The book did remind me of some others: Gail Carriger’s Etiquette and Espionage, because of the young-ladies-in-training aspect, as well as something about the pacing and language of the story-telling; and Jonathan Stroud’s The Amulet of Samarkand (Bartimaeus book #1), which features a similar setting of an alternate London ruled by stuffily self-regarding magicians. It’s also vaguely reminiscent of Garth Nix’s Newt’s Emerald (in fact, it looks like the same artist for the cover of that book has been employed for Cho’s sequel), which in my opinion pulls off the Heyer tie-in a bit better.

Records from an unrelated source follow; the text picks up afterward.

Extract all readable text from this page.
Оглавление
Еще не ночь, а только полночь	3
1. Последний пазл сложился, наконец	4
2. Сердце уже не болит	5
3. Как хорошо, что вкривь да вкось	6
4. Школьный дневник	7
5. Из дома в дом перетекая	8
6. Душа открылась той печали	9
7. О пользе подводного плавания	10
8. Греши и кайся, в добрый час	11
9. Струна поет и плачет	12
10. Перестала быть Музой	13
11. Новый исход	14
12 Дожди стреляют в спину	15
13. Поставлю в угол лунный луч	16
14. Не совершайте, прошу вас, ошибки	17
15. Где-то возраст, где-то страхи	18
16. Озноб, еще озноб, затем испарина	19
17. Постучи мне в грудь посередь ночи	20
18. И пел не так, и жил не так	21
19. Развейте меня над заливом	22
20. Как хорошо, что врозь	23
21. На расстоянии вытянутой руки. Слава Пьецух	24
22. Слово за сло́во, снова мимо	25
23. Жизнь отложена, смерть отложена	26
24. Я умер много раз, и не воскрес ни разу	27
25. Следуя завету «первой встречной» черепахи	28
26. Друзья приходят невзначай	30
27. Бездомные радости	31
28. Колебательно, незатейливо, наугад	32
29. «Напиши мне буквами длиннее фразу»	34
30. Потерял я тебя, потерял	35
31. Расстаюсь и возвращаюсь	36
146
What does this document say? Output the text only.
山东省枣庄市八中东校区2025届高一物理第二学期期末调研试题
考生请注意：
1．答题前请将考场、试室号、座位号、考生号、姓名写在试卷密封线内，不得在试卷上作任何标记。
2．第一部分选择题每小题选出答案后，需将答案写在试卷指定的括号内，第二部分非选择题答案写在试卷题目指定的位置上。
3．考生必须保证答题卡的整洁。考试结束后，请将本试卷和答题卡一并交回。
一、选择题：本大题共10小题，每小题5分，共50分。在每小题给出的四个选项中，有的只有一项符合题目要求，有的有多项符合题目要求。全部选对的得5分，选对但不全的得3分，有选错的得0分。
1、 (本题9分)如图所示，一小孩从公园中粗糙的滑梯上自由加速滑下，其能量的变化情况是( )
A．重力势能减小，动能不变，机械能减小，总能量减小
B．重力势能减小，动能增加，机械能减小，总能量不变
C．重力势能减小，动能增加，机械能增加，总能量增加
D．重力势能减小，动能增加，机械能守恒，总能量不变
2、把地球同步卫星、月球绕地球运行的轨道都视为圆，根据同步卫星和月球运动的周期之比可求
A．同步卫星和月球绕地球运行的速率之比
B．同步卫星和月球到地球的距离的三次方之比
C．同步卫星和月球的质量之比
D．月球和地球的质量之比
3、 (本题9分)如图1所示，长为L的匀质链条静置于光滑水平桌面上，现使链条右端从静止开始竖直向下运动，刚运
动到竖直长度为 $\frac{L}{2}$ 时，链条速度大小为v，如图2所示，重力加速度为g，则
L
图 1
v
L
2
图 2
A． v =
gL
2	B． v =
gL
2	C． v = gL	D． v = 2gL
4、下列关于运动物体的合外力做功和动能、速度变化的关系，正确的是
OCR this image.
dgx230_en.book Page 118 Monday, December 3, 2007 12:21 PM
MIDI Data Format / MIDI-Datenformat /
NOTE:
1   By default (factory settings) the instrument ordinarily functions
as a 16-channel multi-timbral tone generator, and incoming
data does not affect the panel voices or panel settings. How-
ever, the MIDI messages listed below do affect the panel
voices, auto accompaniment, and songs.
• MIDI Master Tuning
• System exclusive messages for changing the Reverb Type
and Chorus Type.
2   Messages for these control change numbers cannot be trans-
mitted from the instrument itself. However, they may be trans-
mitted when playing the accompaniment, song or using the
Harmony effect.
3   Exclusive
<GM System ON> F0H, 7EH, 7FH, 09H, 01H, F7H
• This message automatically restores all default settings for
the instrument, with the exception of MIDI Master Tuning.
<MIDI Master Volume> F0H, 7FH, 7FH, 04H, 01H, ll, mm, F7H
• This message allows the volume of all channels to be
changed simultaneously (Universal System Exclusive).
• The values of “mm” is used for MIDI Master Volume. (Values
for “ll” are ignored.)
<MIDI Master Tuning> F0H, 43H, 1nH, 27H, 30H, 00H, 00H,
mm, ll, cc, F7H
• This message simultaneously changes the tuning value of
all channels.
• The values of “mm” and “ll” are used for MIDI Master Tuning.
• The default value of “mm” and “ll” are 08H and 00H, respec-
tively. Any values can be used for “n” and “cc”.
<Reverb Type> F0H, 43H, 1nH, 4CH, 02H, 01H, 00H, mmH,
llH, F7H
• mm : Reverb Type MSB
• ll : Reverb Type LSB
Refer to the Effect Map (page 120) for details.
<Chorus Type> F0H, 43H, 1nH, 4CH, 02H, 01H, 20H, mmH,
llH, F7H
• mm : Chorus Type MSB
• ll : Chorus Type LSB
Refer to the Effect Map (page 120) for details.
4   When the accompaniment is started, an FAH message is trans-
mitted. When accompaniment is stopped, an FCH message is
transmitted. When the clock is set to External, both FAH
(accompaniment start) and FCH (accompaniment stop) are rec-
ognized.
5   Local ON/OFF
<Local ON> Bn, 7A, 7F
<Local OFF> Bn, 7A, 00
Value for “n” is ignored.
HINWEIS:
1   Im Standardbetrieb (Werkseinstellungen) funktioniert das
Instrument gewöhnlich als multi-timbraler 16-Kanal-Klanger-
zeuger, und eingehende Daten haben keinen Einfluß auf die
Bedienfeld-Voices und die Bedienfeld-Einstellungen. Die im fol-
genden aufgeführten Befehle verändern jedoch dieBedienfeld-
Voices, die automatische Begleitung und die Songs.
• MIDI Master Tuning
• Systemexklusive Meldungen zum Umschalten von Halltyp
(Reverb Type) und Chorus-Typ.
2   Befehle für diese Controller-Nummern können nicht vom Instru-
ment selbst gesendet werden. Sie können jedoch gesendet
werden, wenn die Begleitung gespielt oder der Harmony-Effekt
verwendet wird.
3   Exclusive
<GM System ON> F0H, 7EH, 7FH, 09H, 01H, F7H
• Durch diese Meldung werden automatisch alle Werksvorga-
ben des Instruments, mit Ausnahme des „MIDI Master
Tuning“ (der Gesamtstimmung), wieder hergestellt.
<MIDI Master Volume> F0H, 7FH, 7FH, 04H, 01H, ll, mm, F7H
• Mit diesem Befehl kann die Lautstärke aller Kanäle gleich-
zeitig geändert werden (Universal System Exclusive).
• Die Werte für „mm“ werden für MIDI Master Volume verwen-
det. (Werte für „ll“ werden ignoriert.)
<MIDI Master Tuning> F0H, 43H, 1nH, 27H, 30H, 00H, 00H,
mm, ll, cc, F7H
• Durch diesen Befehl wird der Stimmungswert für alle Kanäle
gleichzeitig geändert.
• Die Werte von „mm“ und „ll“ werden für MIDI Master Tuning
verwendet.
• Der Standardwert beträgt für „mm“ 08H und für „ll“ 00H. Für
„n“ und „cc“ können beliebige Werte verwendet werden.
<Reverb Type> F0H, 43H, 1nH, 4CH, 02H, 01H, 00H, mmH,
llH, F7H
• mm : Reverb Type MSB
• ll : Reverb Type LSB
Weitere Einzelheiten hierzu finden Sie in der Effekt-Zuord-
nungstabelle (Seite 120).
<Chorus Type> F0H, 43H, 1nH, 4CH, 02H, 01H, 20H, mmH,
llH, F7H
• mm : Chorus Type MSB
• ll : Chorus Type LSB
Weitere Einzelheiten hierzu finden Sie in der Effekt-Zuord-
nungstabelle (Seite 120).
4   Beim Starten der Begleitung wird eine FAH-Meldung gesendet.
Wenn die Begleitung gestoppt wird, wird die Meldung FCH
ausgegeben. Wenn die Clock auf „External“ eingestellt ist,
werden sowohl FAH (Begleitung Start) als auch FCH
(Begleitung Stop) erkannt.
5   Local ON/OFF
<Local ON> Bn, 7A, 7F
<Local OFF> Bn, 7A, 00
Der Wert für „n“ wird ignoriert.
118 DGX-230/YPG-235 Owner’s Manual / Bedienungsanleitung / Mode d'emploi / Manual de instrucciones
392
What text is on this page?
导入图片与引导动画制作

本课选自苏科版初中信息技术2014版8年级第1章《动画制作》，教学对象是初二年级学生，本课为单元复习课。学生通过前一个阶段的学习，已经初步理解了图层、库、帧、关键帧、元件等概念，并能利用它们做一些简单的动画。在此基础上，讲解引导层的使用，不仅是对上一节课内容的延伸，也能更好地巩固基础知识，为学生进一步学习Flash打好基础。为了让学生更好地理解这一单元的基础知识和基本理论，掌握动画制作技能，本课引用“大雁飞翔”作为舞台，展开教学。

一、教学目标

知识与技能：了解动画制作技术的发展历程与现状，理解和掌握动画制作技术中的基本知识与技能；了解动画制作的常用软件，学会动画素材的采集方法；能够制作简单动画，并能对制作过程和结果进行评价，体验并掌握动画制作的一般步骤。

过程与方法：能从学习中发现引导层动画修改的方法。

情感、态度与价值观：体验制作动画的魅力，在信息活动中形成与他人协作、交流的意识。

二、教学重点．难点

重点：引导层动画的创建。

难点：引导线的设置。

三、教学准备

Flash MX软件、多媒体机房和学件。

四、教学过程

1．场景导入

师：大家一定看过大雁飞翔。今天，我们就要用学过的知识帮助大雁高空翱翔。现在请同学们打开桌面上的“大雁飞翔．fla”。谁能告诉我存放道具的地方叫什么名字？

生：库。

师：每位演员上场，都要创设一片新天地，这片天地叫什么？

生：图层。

Because I read Sorcerer to the Crown before I looked at any of the reviews (including the blurbs on the back cover), I was initially quite taken aback by both the racism and the misogyny so freely expressed by Cho’s characters. The use of the term “piccaninny” on page four shocked me so much that I almost put the book down. Only the comment of Mr. Damerell, “What an edifying sight for a child—a room full of men several times his size, calling him names,” encouraged me to continue. Likewise, the discovery by Zaccharias that the gentlewitches’ school has been using a killing spell designed to drain the magic from its victims in order to keep its young ladies in line (i.e., magic-free) was a bit daunting. I had not yet put the book in context as a Regency send-up, so for me, the author’s choices were jarringly unexpected for a book written in 2015 by a woman! Once I had figured out the intended setting and atmosphere, I forgave the various liberties, but in this era of extreme care about the way the races and the sexes are portrayed, I have to confess it still left a lingering uneasiness about the book.
My final reaction was primarily that of enjoyment; but I didn’t give it the wholehearted five stars it received from many of its Goodreads fans. Perhaps, for me, Cho simply attempted too much within the context of this one volume. Perhaps I wasn’t in the proper mood to appreciate its quirks. For whatever reason, I didn’t click with it; but that isn’t to say that you wouldn’t. If you enjoyed the Finishing School or Parasol Protectorate books of Gail Carriger, you might like it a lot.
There is also a sequel, The True Queen, released just this year, that takes the reader to Janda Baik, the country from whence one of the first book’s main and powerful female characters hails. It received similarly high ratings from those on Goodreads who enjoyed the first book.